Table 2 provides the criteria used for compensation in clinical trials and those proposed for CHIM studies. Compensation may be monetary, but could also consist of recognition of altruism, provision of healthcare or other benefits. Discussions with potential participants in CHIM studies might be a way forward to decide the most appropriate form of compensation. Additionally, while CHIM studies rarely result in serious adverse events (3), planning for compensation in case of an adverse event will be a critical component of developing CHIM guidance and protocols.
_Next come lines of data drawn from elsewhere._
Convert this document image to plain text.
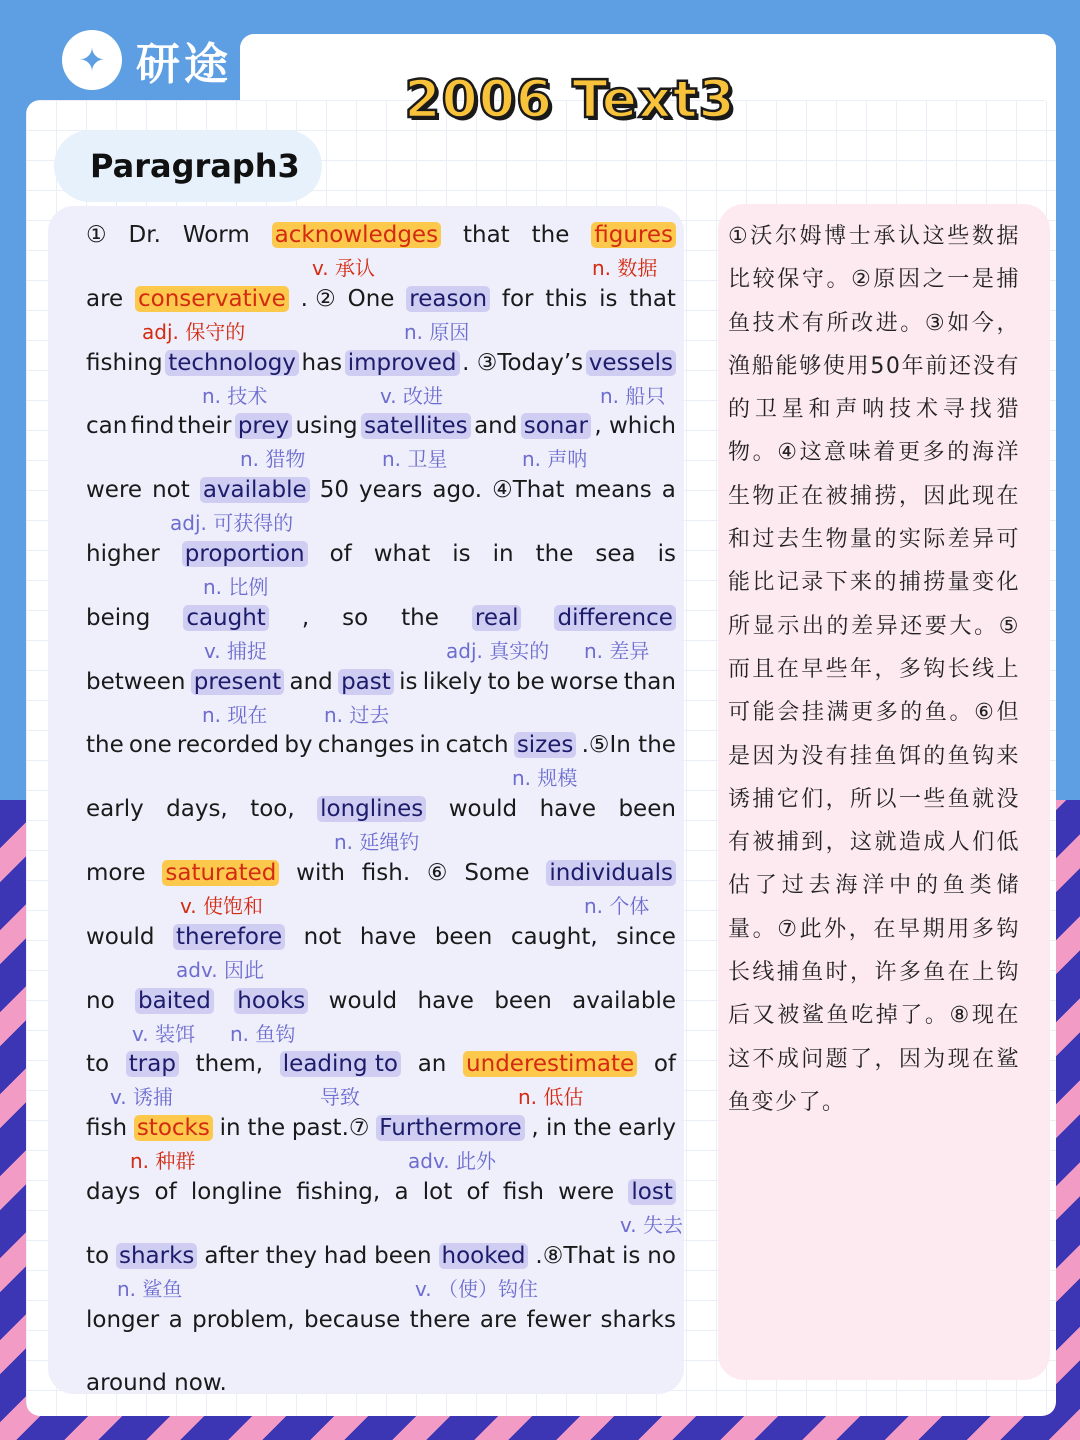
✦ 研途
2006 Text3
Paragraph3
①沃尔姆博士承认这些数据比较保守。②原因之一是捕鱼技术有所改进。③如今，渔船能够使用50年前还没有的卫星和声呐技术寻找猎物。④这意味着更多的海洋生物正在被捕捞，因此现在和过去生物量的实际差异可能比记录下来的捕捞量变化所显示出的差异还要大。⑤而且在早些年，多钩长线上可能会挂满更多的鱼。⑥但是因为没有挂鱼饵的鱼钩来诱捕它们，所以一些鱼就没有被捕到，这就造成人们低估了过去海洋中的鱼类储量。⑦此外，在早期用多钩长线捕鱼时，许多鱼在上钩后又被鲨鱼吃掉了。⑧现在这不成问题了，因为现在鲨鱼变少了。
① Dr. Worm acknowledges that the figures
are conservative . ② One reason for this is that
fishing technology has improved . ③Today’s vessels
can find their prey using satellites and sonar , which
were not available 50 years ago. ④That means a
higher proportion of what is in the sea is
being caught , so the real difference
between present and past is likely to be worse than
the one recorded by changes in catch sizes .⑤In the
early days, too, longlines would have been
more saturated with fish. ⑥ Some individuals
would therefore not have been caught, since
no baited hooks would have been available
to trap them, leading to an underestimate of
fish stocks in the past.⑦ Furthermore , in the early
days of longline fishing, a lot of fish were lost
to sharks after they had been hooked .⑧That is no
longer a problem, because there are fewer sharks
around now.
v. 承认	n. 数据
adj. 保守的	n. 原因
n. 技术	v. 改进	n. 船只
n. 猎物	n. 卫星	n. 声呐
adj. 可获得的
n. 比例
v. 捕捉	adj. 真实的 n. 差异
n. 现在	n. 过去
n. 规模
n. 延绳钓
v. 使饱和	n. 个体
adv. 因此
v. 装饵 n. 鱼钩
v. 诱捕	导致	n. 低估
n. 种群	adv. 此外
v. 失去
n. 鲨鱼	v. （使）钩住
Table 2: Suggested criteria for compensation | |
Compensation criteria | |
Specific to clinical trials | Reimbursement of out of pocket expenses such as travel, refreshments
Loss of wages Costs for bystander including loss of wages |
Additional criteria for CHIM studies | Isolation of participants
Discomforts experienced due to research procedures Infection and illness and follow up |
CHIM studies are different from other clinical trials and entail deliberate infection of healthy volunteers with virulent organisms. Careful selection of participants with stringent inclusion criteria is essential to avoid exploitation of participants vulnerable to temptation by payment, or who do not understand the peculiar nature of these studies. Compensation for participation is essential, but should be justifiable, with the rationale for payment explained by the researcher. Further research is needed to describe criteria for selection and payment of participants in CHIM studies, especially in the Indian context.